Climate-related disasters and deaths have been decreasing steadily over the last hundred years, despite tales of dread and woe from alarmists, climate expert Bjorn Lomborg writes in the Wall Street Journal Thursday.
Earlier this week, for instance, Pope Francis compared the fallout from climate change to that of World War II, which saw the deaths of some 75 million people, including civilians and military personnel. Such hyperbole is disingenuous, Lomborg suggests, since weather-related deaths have decreased every year even as temperatures have risen slightly.

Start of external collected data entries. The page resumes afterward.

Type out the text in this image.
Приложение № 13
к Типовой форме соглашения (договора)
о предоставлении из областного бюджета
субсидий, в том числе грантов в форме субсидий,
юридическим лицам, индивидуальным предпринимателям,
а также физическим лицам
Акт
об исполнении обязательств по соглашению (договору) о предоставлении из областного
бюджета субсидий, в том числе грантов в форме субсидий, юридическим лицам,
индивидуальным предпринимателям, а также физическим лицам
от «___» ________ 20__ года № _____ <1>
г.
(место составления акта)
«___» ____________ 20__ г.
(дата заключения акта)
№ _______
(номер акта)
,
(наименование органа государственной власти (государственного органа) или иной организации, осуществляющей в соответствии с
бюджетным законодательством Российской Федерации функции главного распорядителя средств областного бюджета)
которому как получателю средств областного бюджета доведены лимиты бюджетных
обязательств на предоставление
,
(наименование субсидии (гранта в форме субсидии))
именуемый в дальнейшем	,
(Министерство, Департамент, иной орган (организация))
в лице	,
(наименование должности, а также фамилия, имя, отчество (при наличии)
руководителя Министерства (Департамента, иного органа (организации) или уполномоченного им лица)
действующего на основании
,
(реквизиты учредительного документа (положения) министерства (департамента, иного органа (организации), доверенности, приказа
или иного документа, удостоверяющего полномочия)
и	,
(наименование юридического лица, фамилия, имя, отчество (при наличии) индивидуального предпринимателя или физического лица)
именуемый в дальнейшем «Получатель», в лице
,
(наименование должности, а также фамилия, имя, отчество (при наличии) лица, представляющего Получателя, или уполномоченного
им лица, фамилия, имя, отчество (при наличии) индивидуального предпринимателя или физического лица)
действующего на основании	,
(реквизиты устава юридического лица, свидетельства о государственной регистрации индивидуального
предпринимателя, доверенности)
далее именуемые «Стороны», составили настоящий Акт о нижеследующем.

“Activists constantly talk about the existential threat climate change poses and the deaths natural disasters inflict — but they never quite manage to total up these deaths,” notes Lomborg, who is president of the Copenhagen Consensus.
The facts do not favor alarmists, Lomborg notes, since the truth is that people “are safer from climate-related disasters than ever before.”
Moreover, Lomborg observes, weather-related damage as a percent of gross domestic product is also declining, and from 1990 to 2020 it dropped significantly: from 0.26 percent of global GDP to 0.18 percent.
And even the data that appear to make climate disasters appear more frequent than before tell a different story, he writes.
“As the U.S. Geological Survey points out, when databases show more earthquakes, it isn’t because there are actually more earthquakes, but because they have been recorded better over time,” he observes, with equipment that registers small earthquakes that would have gone unnoticed decades ago.
Similarly, “the historical record from dozens of peer-reviewed studies shows the number of landfalling U.S. hurricanes has actually declined slightly since 1900,” he adds.
Data on climate-related deaths “tells an incredible and heartening story,” he writes.
Whereas a century ago, “almost half a million people died on average each year from storms, floods, droughts, wildfires and extreme temperatures,” in 2020, the number dropped to just 14,000.
The year 2021 is looking better still, with a death toll of just 5,500 people from climate-related disasters so far, which suggests a year-end total in the neighborhood of 6,600, a record low.
“That’s almost 99% less than the death toll a century ago,” Lomborg writes. “The global population has quadrupled since then, so this is an even bigger drop than it looks.”
As climate alarmists whip themselves into a frenzy in Glasgow, trying to get governments to adopt astronomically expensive and ineffective measures to curb climate change, the facts seem to suggest that a little sobriety goes a long way.